Moreover, corporations have self-imposed limits on how transparent they want to be, since exposing too many details of their proprietary systems may undermine a competitive advantage (trade secrets), or leave the system open to gaming and manipulation. Furthermore, whereas transparency of data can be achieved simply by publishing a spreadsheet or database, transparency of an algorithm can be much more complex, resulting in additional labor costs both in creation as well as consumption of that information—a cognitive overload that keeps all but the most determined at bay. Methods for usable transparency need to be developed so that the relevant aspects of an algorithm can be presented in an understandable way.
Given the challenges to employing transparency as a check on algorithmic power, a new and complementary alternative is emerging.
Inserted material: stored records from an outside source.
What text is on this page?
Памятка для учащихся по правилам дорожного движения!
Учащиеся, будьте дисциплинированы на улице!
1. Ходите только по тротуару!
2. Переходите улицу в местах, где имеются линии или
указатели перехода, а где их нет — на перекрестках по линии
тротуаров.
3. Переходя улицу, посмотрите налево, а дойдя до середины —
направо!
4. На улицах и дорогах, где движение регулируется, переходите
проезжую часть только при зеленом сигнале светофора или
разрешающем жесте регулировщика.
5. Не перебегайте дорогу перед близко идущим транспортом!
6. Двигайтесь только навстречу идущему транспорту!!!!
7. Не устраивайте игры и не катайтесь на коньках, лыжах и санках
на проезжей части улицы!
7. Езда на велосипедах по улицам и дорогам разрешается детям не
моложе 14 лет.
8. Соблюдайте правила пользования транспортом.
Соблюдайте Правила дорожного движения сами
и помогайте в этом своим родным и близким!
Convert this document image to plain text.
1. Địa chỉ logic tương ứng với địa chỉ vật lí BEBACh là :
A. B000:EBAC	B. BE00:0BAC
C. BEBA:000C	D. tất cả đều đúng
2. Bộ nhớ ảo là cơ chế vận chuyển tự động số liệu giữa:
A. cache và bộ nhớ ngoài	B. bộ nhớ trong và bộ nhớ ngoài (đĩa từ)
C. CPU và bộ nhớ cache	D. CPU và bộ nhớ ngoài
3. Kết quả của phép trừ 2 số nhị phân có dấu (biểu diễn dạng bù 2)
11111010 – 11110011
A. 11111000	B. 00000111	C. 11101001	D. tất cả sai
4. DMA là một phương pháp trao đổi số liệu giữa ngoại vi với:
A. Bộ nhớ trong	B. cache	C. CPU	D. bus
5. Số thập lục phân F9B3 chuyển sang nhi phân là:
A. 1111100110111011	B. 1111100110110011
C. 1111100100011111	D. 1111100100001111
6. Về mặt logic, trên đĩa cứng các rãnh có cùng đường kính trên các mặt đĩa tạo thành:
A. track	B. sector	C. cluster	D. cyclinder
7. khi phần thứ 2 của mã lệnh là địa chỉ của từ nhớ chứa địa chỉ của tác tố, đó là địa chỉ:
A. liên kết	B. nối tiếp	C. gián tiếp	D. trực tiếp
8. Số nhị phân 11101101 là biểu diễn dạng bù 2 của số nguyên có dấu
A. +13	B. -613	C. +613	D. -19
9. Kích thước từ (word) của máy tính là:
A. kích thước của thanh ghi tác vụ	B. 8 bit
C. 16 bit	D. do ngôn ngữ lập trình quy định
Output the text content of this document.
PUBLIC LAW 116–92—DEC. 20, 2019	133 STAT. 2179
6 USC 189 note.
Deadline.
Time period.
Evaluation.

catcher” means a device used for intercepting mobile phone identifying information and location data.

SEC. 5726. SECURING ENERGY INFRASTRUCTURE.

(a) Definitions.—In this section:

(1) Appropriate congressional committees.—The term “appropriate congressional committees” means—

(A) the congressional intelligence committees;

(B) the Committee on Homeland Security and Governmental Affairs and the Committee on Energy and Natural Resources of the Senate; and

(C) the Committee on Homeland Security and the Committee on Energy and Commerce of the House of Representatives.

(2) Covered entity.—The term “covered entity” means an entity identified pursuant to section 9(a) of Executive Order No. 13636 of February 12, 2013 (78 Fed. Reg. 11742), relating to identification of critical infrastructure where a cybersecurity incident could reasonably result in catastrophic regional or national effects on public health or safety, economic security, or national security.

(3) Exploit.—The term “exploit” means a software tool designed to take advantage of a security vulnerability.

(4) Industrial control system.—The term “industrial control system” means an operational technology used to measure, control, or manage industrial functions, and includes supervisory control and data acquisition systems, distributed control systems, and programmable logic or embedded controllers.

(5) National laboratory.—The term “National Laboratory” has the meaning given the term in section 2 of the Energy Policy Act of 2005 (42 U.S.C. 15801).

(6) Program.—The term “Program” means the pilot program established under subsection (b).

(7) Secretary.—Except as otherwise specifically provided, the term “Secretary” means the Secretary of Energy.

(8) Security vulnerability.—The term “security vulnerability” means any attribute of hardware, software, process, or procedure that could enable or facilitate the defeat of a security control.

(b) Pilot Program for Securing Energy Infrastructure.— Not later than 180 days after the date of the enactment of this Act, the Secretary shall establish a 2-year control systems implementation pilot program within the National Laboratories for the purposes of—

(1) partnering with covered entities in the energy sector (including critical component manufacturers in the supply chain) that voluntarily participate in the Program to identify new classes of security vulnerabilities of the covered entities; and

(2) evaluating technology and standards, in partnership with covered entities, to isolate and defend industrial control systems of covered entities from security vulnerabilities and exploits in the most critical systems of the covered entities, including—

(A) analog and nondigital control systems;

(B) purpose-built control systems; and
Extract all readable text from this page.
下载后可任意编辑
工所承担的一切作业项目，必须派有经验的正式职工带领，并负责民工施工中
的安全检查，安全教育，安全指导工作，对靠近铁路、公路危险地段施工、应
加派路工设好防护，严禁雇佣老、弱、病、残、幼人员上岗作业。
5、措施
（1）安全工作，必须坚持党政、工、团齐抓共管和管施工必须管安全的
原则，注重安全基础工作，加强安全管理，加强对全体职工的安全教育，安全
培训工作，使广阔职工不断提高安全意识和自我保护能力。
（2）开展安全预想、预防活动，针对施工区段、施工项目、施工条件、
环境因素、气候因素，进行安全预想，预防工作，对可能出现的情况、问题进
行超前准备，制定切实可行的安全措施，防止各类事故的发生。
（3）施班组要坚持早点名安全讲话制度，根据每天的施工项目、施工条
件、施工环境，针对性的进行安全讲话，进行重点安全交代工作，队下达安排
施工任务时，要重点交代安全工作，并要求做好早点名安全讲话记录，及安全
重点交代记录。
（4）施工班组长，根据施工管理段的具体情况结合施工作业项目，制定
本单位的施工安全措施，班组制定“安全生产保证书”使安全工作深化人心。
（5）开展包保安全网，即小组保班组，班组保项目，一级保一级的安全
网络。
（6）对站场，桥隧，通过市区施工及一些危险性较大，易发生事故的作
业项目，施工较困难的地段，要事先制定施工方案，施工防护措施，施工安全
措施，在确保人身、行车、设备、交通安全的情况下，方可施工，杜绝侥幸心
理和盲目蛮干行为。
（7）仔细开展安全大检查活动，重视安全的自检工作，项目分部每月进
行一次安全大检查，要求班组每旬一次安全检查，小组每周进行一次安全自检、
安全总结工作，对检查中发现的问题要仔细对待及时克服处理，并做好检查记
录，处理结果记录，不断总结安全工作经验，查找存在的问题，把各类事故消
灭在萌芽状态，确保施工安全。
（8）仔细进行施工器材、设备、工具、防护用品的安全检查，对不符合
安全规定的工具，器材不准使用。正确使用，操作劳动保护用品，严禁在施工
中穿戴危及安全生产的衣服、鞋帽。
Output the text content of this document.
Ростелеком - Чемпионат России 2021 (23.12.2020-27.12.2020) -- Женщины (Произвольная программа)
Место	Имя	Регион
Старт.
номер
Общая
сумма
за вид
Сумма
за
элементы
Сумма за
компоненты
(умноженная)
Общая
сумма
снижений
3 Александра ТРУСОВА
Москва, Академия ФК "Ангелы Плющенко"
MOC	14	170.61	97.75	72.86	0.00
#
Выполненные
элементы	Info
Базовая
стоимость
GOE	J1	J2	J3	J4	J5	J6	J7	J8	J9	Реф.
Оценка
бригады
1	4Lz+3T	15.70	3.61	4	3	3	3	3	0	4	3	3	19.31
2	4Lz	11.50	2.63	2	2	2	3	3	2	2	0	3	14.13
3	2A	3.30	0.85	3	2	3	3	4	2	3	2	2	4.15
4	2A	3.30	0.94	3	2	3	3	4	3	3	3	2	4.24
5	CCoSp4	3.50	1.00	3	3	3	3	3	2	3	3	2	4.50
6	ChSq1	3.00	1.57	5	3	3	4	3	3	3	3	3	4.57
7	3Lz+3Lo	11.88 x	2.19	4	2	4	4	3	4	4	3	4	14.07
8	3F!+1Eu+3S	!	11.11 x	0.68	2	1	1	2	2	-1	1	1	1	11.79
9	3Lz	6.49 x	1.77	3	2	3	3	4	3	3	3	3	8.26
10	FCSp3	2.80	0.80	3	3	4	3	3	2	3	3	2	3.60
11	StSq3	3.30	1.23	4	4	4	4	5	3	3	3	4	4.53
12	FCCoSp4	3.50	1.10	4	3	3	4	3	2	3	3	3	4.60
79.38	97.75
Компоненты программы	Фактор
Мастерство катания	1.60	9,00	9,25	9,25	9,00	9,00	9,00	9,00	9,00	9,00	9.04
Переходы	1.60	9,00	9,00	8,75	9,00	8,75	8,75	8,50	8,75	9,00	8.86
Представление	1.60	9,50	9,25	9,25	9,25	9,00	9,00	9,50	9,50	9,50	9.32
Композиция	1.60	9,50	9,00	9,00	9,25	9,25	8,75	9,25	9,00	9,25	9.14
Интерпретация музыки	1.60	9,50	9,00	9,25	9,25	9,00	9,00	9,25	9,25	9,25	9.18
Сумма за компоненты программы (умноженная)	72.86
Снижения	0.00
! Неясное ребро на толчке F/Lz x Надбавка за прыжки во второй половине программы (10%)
I call it algorithmic accountability reporting. At its core it’s really about reverse engineering—articulating the specifications of a system through a rigorous examination drawing on domain knowledge, observation, and deduction to unearth a model of how that system works.
As interest grows in understanding the broader impacts of algorithms, this kind of accountability reporting is already happening in some newsrooms, as well as in academic circles. At the Wall Street Journal a team of reporters probed e-commerce platforms to identify instances of potential price discrimination in dynamic and personalized online pricing. By polling different websites they were able to spot several, such as Staples.com, that were adjusting prices dynamically based on the location of the person visiting the site. At the Daily Beast, reporter Michael Keller dove into the iPhone spelling correction feature to help surface patterns of censorship and see which words, like “abortion,” the phone wouldn’t correct if they were misspelled. In my own investigation for Slate, I traced the contours of the editorial criteria embedded in search engine autocomplete algorithms. By collecting hundreds of autocompletions for queries relating to sex and violence I was able to ascertain which terms Google and Bing were blocking or censoring, uncovering mistakes in how these algorithms apply their editorial criteria.